When Wisconsin residents are creating an estate plan, they might think about wills and trusts and forget about beneficiary designations. These are documents that people sign to name a beneficiary for assets such as a retirement account. Sometimes, they are neglected after life changes.
For example, one woman divorced her husband when her children were young. She updated the beneficiary on her IRA to be her father so he could care for her minor children in the event of her death. Years later, after her children grew up and her father remarried, she moved the IRA to a different investment company and realized she had never removed her father as beneficiary.
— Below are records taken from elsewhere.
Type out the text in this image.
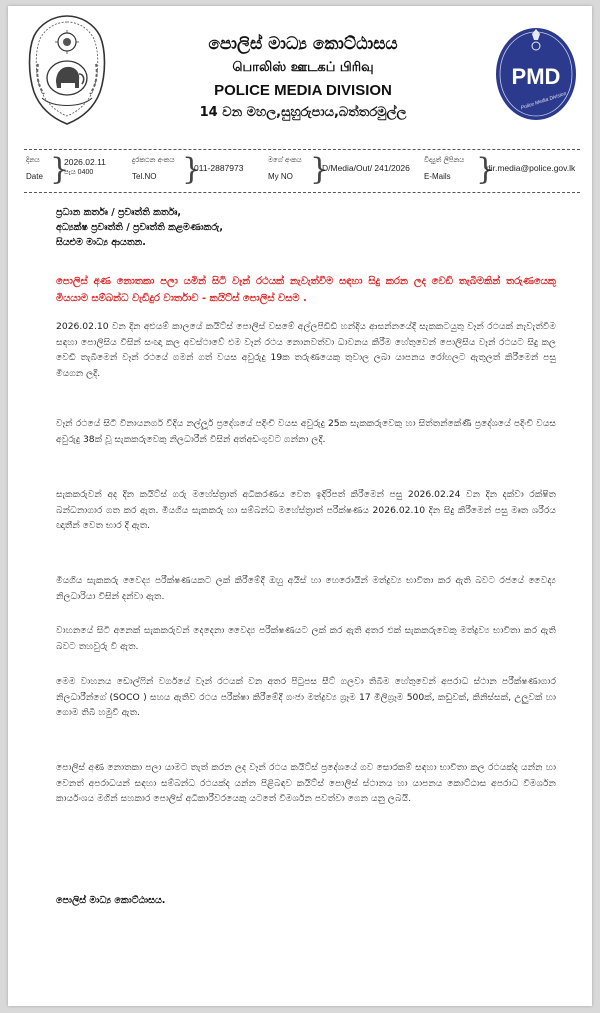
පොලිස් මාධ්‍ය කොට්ඨාසය
பொலிஸ் ஊடகப் பிரிவு
POLICE MEDIA DIVISION
14 වන මහල,සුහුරුපාය,බත්තරමුල්ල
PMD
Police Media Division
දිනය
Date }
2026.02.11
පැය 0400
දුරකථන අංකය
Tel.NO }
011-2887973
මගේ අංකය
My NO }
D/Media/Out/ 241/2026
විද්‍යුත් ලිපිනය
E-Mails }
dir.media@police.gov.lk
ප්‍රධාන කර්තෘ / ප්‍රවෘත්ති කර්තෘ,
අධ්‍යක්ෂ ප්‍රවෘත්ති / ප්‍රවෘත්ති කළමණාකරු,
සියළුම මාධ්‍ය ආයතන.
පොලිස් අණ නොතකා පලා යමින් සිටි වෑන් රථයක් නැවැත්වීම සඳහා සිදු කරන ලද වෙඩි තැබීමකින් තරුණයෙකු මියයාම සම්බන්ධ වැඩිදුර වාර්තාව - කයිට්ස් පොලිස් වසම .
2026.02.10 වන දින අළුයම් කාලයේ කයිට්ස් පොලිස් වසමේ අල්ලපිඩිඩි හන්දිය ආසන්නයේදී සැකකටයුතු වෑන් රථයක් නැවැත්වීම සඳහා පොලිසිය විසින් සංඥා කල අවස්ථාවේ එම වෑන් රථය නොනවත්වා ධාවනය කිරීම හේතුවෙන් පොලිසිය වෑන් රථයට සිදු කල වෙඩි තැබීමෙන් වෑන් රථයේ ගමන් ගත් වයස අවුරුදු 19ක තරුණයෙකු තුවාල ලබා යාපනය රෝහලට ඇතුලත් කිරීමෙන් පසු මියගන ලදී.
වෑන් රථයේ සිටි විනායනගර් වීදිය නල්ලූර් ප්‍රදේශයේ පදිංචි වයස අවුරුදු 25ක සැකකරුවෙකු හා සිත්තන්කේණි ප්‍රදේශයේ පදිංචි වයස අවුරුදු 38ක් වූ සැකකරුවෙකු නිලධාරීන් විසින් අත්අඩංගුවට ගන්නා ලදී.
සැකකරුවන් අද දින කයිට්ස් ගරු මහේස්ත්‍රාත් අධිකරණය වෙත ඉදිරිපත් කිරීමෙන් පසු 2026.02.24 වන දින දක්වා රක්ෂිත බන්ධනාගාර ගත කර ඇත. මියගිය සැකකරු හා සම්බන්ධ මහේස්ත්‍රාත් පරීක්ෂණය 2026.02.10 දින සිදු කිරීමෙන් පසු මෘත ශරීරය ඥාතීන් වෙත භාර දී ඇත.
මියගිය සැකකරු වෛද්‍ය පරීක්ෂණයකට ලක් කිරීමේදී ඔහු අයිස් හා හෙරොයින් මත්ද්‍රව්‍ය භාවිතා කර ඇති බවට රජයේ වෛද්‍ය නිලධාරියා විසින් දන්වා ඇත.
වාහනයේ සිටි අනෙක් සැකකරුවන් දෙදෙනා වෛද්‍ය පරීක්ෂණයට ලක් කර ඇති අතර එක් සැකකරුවෙකු මත්ද්‍රව්‍ය භාවිතා කර ඇති බවට තහවුරු වී ඇත.
මෙම වාහනය ඩොල්ෆින් වර්ගයේ වෑන් රථයක් වන අතර පිටුපස සීට් ගලවා තිබීම හේතුවෙන් අපරාධ ස්ථාන පරීක්ෂණාගාර නිලධාරීන්ගේ (SOCO ) සහය ඇතිව රථය පරීක්ෂා කිරීමේදී ගංජා මත්ද්‍රව්‍ය ග්‍රෑම 17 මිලිග්‍රෑම 500ක්, කඩුවක්, කිනිස්සක්, උලුවක් හා ගොම තිබී හමුවී ඇත.
පොලිස් අණ නොතකා පලා යාමට තැත් කරන ලද වෑන් රථය කයිට්ස් ප්‍රදේශයේ ගව සොරකම් සඳහා භාවිතා කල රථයක්ද යන්න හා වෙනත් අපරාධයන් සඳහා සම්බන්ධ රථයක්ද යන්න පිළිබඳව කයිට්ස් පොලිස් ස්ථානය හා යාපනය කොට්ඨාස අපරාධ විමර්ශන කාර්යංශය මගින් සහකාර පොලිස් අධිකාරීවරයෙකු යටතේ විමර්ශන පවත්වා ගෙන යනු ලබයි.
පොලිස් මාධ්‍ය කොට්ඨාසය.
Beneficiary designations can pass money more quickly to heirs than a will does because these types of assets do not have to pass through the probate process. However, they should be reviewed regularly to ensure that they remain up to date. Removing a spouse as beneficiary may require that spouse’s signature. A charity can also be a beneficiary.
Beneficiary designations override instructions in wills or trusts, and this is another reason it is important that they remain current. A person could end up accidentally leaving significant assets to an ex-spouse. Other changes in a person’s assets or a person’s relationship with potential beneficiaries could result in the need for a change. An attorney might be able to discuss how a will or trust might fit into the overall estate plan. A trust also bypasses probate, and it can be useful if a person wants to put conditions on when a beneficiary can receive distributions.